So, a couple little girls in Georgia decided they wanted to go to a water park. Rather than going to their parents and whining until the parents caved in, they decided (either on their own, or from mom's suggestion...I don't know which), to run a lemonade stand to raise the money.
Except, apparently, unlicensed lemonade stands are dangerous.
So the cops shut them down - unless they coughed up $50 a day or $180 a year for a permit. (I wonder what the water-park tickets cost...)
So they shut down the stand. As one girl said: "We have to listen to the police."
So they turned to yardwork to earn the money.
Okay, the intended lesson from their parents was: Work hard, and you can earn the things you want.
The lesson they got from the cops: The government runs the show; under zero-tolerance we will harass kids with an innocent lemonade stand just as much as the burger joint that doesn't keep clean. They don't care that you're little girls.
Another lesson, I think: Don't bother becoming an entrepreneur; it's easier and you'll get less harassment and rules heaped on your head to just be a laborer. (Don't try to be a landowner; just be a serf?)
And then, at least according to what I heard on the radio, the water park came through and gave them free tickets.

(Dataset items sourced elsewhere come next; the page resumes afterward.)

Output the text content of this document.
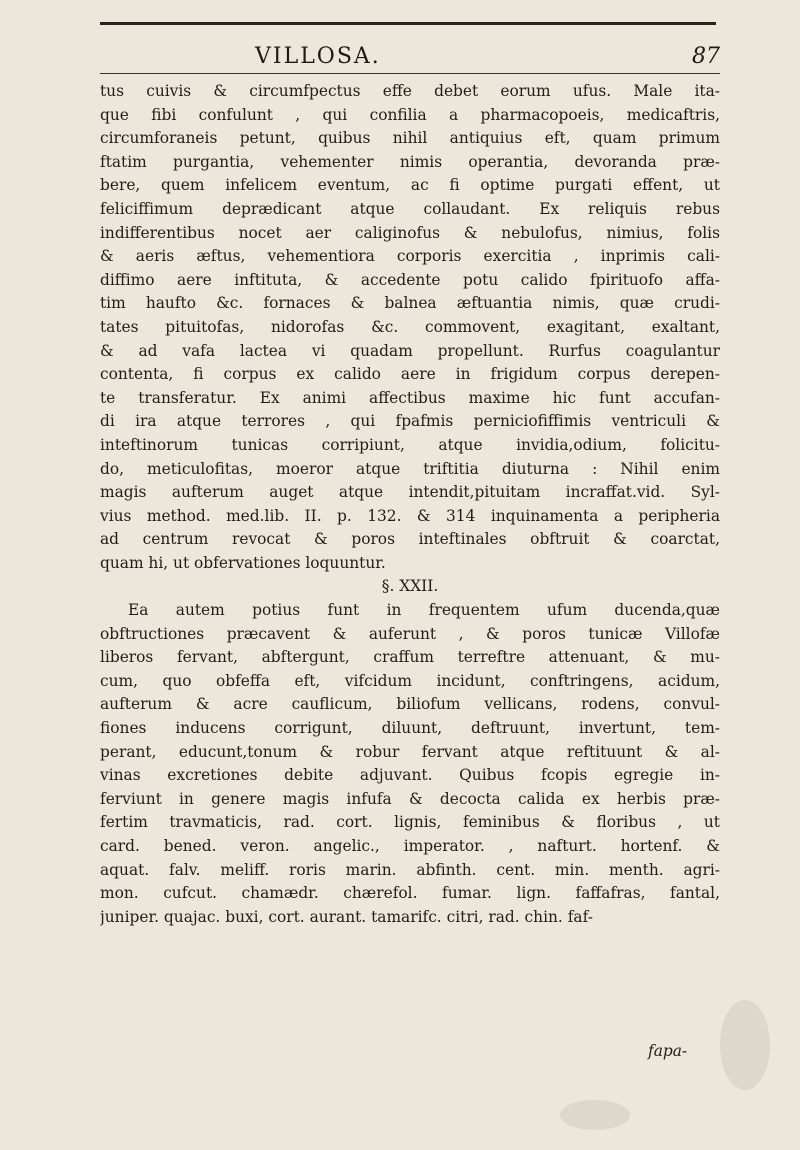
VILLOSA.	87
tus cuivis & circumfpectus effe debet eorum ufus. Male ita-
que fibi confulunt , qui confilia a pharmacopoeis, medicaftris,
circumforaneis petunt, quibus nihil antiquius eft, quam primum
ftatim purgantia, vehementer nimis operantia, devoranda præ-
bere, quem infelicem eventum, ac fi optime purgati effent, ut
feliciffimum deprædicant atque collaudant. Ex reliquis rebus
indifferentibus nocet aer caliginofus & nebulofus, nimius, folis
& aeris æftus, vehementiora corporis exercitia , inprimis cali-
diffimo aere inftituta, & accedente potu calido fpirituofo affa-
tim haufto &c. fornaces & balnea æftuantia nimis, quæ crudi-
tates pituitofas, nidorofas &c. commovent, exagitant, exaltant,
& ad vafa lactea vi quadam propellunt. Rurfus coagulantur
contenta, fi corpus ex calido aere in frigidum corpus derepen-
te transferatur. Ex animi affectibus maxime hic funt accufan-
di ira atque terrores , qui fpafmis perniciofiffimis ventriculi &
inteftinorum tunicas corripiunt, atque invidia,odium, folicitu-
do, meticulofitas, moeror atque triftitia diuturna : Nihil enim
magis aufterum auget atque intendit,pituitam incraffat.vid. Syl-
vius method. med.lib. II. p. 132. & 314 inquinamenta a peripheria
ad centrum revocat & poros inteftinales obftruit & coarctat,
quam hi, ut obfervationes loquuntur.
§. XXII.
Ea autem potius funt in frequentem ufum ducenda,quæ
obftructiones præcavent & auferunt , & poros tunicæ Villofæ
liberos fervant, abftergunt, craffum terreftre attenuant, & mu-
cum, quo obfeffa eft, vifcidum incidunt, conftringens, acidum,
aufterum & acre cauflicum, biliofum vellicans, rodens, convul-
fiones inducens corrigunt, diluunt, deftruunt, invertunt, tem-
perant, educunt,tonum & robur fervant atque reftituunt & al-
vinas excretiones debite adjuvant. Quibus fcopis egregie in-
ferviunt in genere magis infufa & decocta calida ex herbis præ-
fertim travmaticis, rad. cort. lignis, feminibus & floribus , ut
card. bened. veron. angelic., imperator. , nafturt. hortenf. &
aquat. falv. meliff. roris marin. abfinth. cent. min. menth. agri-
mon. cufcut. chamædr. chærefol. fumar. lign. faffafras, fantal,
juniper. quajac. buxi, cort. aurant. tamarifc. citri, rad. chin. faf-
fapa-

Which is partly a win: the private sector being generous when the public sector has overreached. But I think it's also partly a fail, as the girls didn't really get a chance to earn those tickets. (And I think too many unearned rewards is bad for a person).
And yes, I know: without permitting and health inspections and what-not of EVERYONE we'd all be eating roach-burgers down at the local diner. Or at least that's what proponents of this kind of zero-tolerance thing say. But there's a difference between three girls selling lemonade for a couple of days, and someone running a business where they are selling all kinds of food.
(I think in some districts school bake sales are banned for similar reasons. Or they're only allowed to sell pre-made, "commercial" food, like those already-made-Rice-Krispies treat squares. Which are nowhere as good as the homemade kind, and which probably have all kinds of preservatives and artificial flavors in them).
I don't know. With things like lemonade stands or bake sales or hot dog carts or things, I kind of think it can be "buyer beware." I would probably buy a cup of lemonade from a group of little girls wanting to earn water park money; I might not buy a hot-dog from a guy in a dirty-looking trailer.
The government can't legislate that we're all 100% safe, as much as they might like to. Sure, the little girls might be pint-sized Borgias who are trying out their new poison on random people, and the guy in the dirty van might have the best and safest hot dogs in the world. But those are so unlikely that most people are smart enough to trust their experience and intuition.
While I appreciate the Pure Food and Drug act, so I know that bag of flour I'm buying isn't mostly plaster dust, I think police going shutting down a lemonade stand is an over-reach.
I know I tend to see patterns in things that I maybe should not, but I can kind of see a connection between the police coming to the lemonade stand and saying, "Unless you pay for the permit, you are breaking the law and will be in trouble" and a TSA agent looking at a little old woman and deciding she needs a more thorough pat-down.